Unnamed: 0,playerID,G,PO,E,RF,FP,H,2B,3B,HR,RBI,SB,SO,BB,BA,SLG,OBP,OPS
0,aaronha01,3020,7436,144.0,2.6,0.982,3771,624,98,755,2297,240,1383,1402,0.305,0.555,0.421,0.976
1,adamsbo03,1066,1748,158.0,3.76,0.962,1082,188,49,37,303,67,447,414,0.269,0.368,0.376,0.744
2,adamssp01,1384,2287,230.0,4.36,0.963,1588,249,48,9,394,154,223,453,0.286,0.353,0.372,0.725
3,ageeto01,1073,2371,61.0,2.26,0.975,999,170,27,130,433,167,918,342,0.255,0.412,0.351,0.763
4,allenbe01,1023,2031,100.0,4.28,0.978,815,140,21,73,352,13,424,370,0.239,0.357,0.35,0.707


Next the awards and allstar data is added; since there were players for whom we had batting/fielding data but no awards data (either because they didn't win any awards or because they played before certain awards were introduced), an outer join is used here to include these players. By default the outer join will list any empty datapoints as __NA__ , but these are converted to 0's for future regularization.

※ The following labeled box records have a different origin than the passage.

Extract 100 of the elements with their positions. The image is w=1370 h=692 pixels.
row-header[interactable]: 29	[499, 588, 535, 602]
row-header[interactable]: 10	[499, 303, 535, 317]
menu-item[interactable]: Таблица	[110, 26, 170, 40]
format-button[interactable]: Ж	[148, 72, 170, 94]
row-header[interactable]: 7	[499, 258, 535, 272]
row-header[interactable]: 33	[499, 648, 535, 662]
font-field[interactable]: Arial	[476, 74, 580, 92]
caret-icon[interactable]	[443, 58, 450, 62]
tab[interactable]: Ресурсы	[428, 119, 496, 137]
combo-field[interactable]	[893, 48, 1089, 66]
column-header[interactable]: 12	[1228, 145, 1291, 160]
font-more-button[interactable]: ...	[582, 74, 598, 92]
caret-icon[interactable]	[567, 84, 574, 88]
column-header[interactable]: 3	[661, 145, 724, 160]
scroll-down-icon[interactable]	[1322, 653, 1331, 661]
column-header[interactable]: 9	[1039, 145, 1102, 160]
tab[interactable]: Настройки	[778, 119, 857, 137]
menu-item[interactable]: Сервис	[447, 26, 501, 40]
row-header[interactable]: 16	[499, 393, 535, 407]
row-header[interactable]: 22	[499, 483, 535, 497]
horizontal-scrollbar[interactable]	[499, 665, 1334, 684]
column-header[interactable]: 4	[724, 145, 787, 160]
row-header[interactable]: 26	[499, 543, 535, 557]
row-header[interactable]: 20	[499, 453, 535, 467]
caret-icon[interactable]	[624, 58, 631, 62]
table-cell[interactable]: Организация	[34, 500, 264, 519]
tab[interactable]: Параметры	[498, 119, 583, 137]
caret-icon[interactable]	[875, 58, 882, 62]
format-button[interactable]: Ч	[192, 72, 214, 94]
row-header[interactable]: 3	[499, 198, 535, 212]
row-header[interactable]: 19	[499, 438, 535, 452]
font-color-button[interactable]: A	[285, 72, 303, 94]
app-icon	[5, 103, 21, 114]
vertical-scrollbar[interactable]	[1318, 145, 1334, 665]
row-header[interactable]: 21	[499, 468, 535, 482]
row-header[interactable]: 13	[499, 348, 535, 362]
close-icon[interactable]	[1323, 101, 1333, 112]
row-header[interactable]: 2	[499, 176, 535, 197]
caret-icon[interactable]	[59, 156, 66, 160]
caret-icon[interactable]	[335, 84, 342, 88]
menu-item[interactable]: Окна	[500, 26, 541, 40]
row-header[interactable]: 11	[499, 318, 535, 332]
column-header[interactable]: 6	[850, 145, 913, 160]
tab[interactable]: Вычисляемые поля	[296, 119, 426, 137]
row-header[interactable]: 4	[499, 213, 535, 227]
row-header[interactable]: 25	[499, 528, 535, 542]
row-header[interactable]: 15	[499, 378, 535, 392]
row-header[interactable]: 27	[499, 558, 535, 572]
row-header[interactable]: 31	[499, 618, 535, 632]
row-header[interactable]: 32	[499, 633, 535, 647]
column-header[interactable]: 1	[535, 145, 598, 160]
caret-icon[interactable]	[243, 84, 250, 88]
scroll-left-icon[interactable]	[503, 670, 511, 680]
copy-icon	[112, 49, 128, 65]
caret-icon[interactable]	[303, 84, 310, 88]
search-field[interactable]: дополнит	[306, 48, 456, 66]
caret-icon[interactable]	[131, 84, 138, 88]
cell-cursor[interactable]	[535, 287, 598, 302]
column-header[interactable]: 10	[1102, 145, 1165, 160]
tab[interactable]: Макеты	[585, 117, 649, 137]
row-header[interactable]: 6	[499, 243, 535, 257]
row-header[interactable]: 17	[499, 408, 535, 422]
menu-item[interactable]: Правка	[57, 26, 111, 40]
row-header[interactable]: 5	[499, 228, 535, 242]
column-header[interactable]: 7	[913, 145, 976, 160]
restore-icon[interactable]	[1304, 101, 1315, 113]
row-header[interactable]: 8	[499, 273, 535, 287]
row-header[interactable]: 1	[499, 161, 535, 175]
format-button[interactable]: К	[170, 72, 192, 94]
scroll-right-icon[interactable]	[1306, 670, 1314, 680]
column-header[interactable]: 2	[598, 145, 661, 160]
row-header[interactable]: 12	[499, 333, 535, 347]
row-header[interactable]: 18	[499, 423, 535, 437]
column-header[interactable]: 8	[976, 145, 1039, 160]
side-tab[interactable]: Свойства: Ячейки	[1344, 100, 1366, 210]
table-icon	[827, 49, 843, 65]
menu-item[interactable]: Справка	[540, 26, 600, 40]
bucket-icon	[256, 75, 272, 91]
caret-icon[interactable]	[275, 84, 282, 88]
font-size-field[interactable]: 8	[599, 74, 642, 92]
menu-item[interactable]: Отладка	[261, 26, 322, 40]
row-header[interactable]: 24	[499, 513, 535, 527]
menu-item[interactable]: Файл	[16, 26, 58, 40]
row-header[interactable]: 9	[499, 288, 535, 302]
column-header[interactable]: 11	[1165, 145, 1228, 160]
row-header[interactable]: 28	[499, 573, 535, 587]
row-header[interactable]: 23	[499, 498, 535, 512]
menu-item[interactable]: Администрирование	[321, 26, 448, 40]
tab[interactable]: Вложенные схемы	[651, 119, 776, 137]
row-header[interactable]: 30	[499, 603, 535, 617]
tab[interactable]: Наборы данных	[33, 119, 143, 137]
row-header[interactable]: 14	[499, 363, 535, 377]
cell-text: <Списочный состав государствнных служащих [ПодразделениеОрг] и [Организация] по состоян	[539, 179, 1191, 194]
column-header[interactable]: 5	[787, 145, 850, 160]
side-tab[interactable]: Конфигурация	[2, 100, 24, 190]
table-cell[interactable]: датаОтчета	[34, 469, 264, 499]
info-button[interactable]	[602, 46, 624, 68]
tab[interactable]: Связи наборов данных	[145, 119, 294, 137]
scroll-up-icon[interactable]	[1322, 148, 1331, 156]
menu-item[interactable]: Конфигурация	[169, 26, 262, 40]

The missing data in the awards section may end up becoming a problem when using this data for classification and modeling; players who played before the introduction of these awards may have some unfair bias leveled against them. I suspect that because of this the awards data may not contribute much to the model; however at this point I chose to leave it in, as it can be removed later if its contributions to the model are negligible.

In [25]:
bf_awards_data = pd.merge(bf_data, hof_awards, on='playerID', how='outer')
bf_awards_data = bf_awards_data.fillna(0)
bf_awards_data.head()

Unnamed: 0,playerID,G,PO,E,RF,FP,H,2B,3B,HR,...,SB,SO,BB,BA,SLG,OBP,OPS,MVP,GG,RoY
0,aaronha01,3020.0,7436.0,144.0,2.6,0.982,3771.0,624.0,98.0,755.0,...,240.0,1383.0,1402.0,0.305,0.555,0.421,0.976,1.0,3.0,0.0
1,adamsbo03,1066.0,1748.0,158.0,3.76,0.962,1082.0,188.0,49.0,37.0,...,67.0,447.0,414.0,0.269,0.368,0.376,0.744,0.0,0.0,0.0
2,adamssp01,1384.0,2287.0,230.0,4.36,0.963,1588.0,249.0,48.0,9.0,...,154.0,223.0,453.0,0.286,0.353,0.372,0.725,0.0,0.0,0.0
3,ageeto01,1073.0,2371.0,61.0,2.26,0.975,999.0,170.0,27.0,130.0,...,167.0,918.0,342.0,0.255,0.412,0.351,0.763,0.0,2.0,1.0
4,allenbe01,1023.0,2031.0,100.0,4.28,0.978,815.0,140.0,21.0,73.0,...,13.0,424.0,370.0,0.239,0.357,0.35,0.707,0.0,0.0,0.0


Finally, the binary classification variable __inducted_bin__ is added to the dataframe. While reviewing the data, I noticed that 44 pitchers had made it into the final dataset; these pitchers had won gold gloves or MVP's at some point in their career and had thus snuck past the filters. This was skewing the data distribution (since all pitchers were removed from the hitting and fielding data, their rows were empty save for the awards). Thankfully they made up the final 44 rows of the dataframe, so it was easy to simply drop them by index. This leaves us with a final 774 x 22 data matrix (22 features are tracked for a total of 774 players). This higher-dimensional data should hopefully add much more accuracy to the model than in my previous iteration, which only tracked 5 features.

In [41]:
#final dataframe:
data_full = pd.merge(bf_awards_data, hof_2, on='playerID')
#print(len(data_full)) = 818
#print(len(data_full[data_full.G == 0.0])) = 44

numlist = list(range(774,818))
data_full = data_full.drop(numlist)
#print(len(data_full)) = 774

774


In [42]:
data_full.to_csv('player_data.csv')

The application of statistical and classification methods to this data will be documented in a separate notebook. The primary objective is to design one (or several) models which will be able to predict, within a reasonable degree of accuracy, whether a player can be expected to recieve a Hall of Fame induction given their career performace as reflected in the above metrics. Additionally, the analysis will also reveal the degree to which each of the tracked features contribute to a players' likelihood of induction. Finally, through the application of more advanced algorithms, clusters and inherent structures in the data may be revealed which can aid in the classification of players.